Gazing around again, he found the room itself was oddly featureless. There was a white ceiling, the whole of which seemed to glow with a soft diffuse light, though it lacked any visible light source. The walls were white as well, and the whole room appeared to be windowless, seamless, and without even a visible doorway. It was like being inside an ice cube. Even the floor was made of white tiles. The only other furniture in the room besides the bed on which he sat was a small white table which offered a clear crystal pitcher of water and a single drinking glass.
Now puzzlement began to override the blank unquestioning curiosity with which he initially viewed his surroundings: a touch of memory, a small inkling of some distant cause for alarm racing toward him. There were no machines in this room, no monitors.

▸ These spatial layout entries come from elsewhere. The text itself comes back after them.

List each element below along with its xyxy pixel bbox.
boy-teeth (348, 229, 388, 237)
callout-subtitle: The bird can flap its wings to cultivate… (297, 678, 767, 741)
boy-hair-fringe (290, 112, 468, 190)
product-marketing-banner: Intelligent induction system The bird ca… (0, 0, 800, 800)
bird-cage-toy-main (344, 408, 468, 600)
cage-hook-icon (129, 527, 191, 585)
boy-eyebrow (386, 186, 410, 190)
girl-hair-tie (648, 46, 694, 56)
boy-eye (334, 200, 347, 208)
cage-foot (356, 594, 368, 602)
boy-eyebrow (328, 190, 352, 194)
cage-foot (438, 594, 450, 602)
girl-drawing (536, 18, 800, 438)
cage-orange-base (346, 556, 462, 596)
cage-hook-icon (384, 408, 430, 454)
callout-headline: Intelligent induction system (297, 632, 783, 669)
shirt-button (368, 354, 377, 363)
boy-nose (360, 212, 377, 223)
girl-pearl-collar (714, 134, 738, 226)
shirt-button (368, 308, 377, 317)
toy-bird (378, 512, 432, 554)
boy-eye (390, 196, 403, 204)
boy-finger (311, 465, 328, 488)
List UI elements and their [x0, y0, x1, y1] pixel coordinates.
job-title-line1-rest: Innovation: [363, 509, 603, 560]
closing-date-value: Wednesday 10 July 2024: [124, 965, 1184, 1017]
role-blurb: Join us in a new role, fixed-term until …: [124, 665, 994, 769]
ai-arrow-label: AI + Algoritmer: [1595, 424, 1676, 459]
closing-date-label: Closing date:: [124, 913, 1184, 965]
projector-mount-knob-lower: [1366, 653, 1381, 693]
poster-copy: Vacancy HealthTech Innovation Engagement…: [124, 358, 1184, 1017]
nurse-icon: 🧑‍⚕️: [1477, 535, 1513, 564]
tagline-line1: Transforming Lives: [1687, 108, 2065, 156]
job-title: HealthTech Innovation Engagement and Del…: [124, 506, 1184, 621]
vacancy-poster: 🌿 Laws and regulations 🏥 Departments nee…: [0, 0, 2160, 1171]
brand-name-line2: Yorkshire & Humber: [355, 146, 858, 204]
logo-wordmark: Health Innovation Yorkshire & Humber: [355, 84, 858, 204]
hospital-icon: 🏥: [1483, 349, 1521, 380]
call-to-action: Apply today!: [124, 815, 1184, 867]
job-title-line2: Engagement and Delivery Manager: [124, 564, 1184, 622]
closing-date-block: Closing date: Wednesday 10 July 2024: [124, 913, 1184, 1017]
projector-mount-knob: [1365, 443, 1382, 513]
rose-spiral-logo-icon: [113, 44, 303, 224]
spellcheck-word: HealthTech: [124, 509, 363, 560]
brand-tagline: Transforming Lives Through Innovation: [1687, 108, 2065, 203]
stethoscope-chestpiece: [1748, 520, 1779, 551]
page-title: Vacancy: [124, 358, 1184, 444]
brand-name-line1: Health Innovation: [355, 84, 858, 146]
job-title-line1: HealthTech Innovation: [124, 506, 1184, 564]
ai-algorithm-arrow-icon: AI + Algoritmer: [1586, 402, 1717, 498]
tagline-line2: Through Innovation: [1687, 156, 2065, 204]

He wasn’t hooked up to anything… Should he be?
He looked down more carefully at his body, letting go of his balls so he could check: Arms, hands, belly, neck—all seemed intact; smooth, flawless, completely devoid of any injury or
scar… Should they be?
He reached up to his face, running his fingers delicately across every inch, much like a blind person would do to envision another’s features; then he swung his bare legs over the side of the bed and checked them out as well. Perfect. Except for that little scar just below the knee he got skateboarding as a kid. He inspected his belly again, then lifted the sheet to take a peek beneath, verifying with a small sigh of relief that his privates were also still perfectly intact.
I don’t get it—where the hell am I?
Reaching to his left, Alex grasped the water pitcher and brought it back around in front of him. He held one hand behind it to create a reflection, then put his face up close, turning it and his head to va
rious angles in a vain attempt to see the faint and slightly distorted image of his features. After a minute or two he gave up and poured himself a glass of the liquid, which seemed to sparkle a little in this light. Hesitating only for an instant, he shrugged and drained it in one thirsty gulp, then lay back down on the bed, closed his eyes and waited for the other shoe to drop. When nothing happened after a minute or two, he reopened his eyes and just lay there, straining at memories that wouldn’t come. After a time, he drifted into a dream.
* * *
6. Memories and Dreams
ALEX STOOD AT the tailgate of a late model black SUV that looked vaguely familiar. Nissan? He shook his head. Looking down, he saw that he was in an Air Force uniform, a military flight bag in his left hand. He closed the back of his car, and turned. Gena and Andy stood a few feet away, watching him. Their faces showed a hidden secret strain, a wary distance that had nothing to do with space, but more with time and feeling and issues unresolved.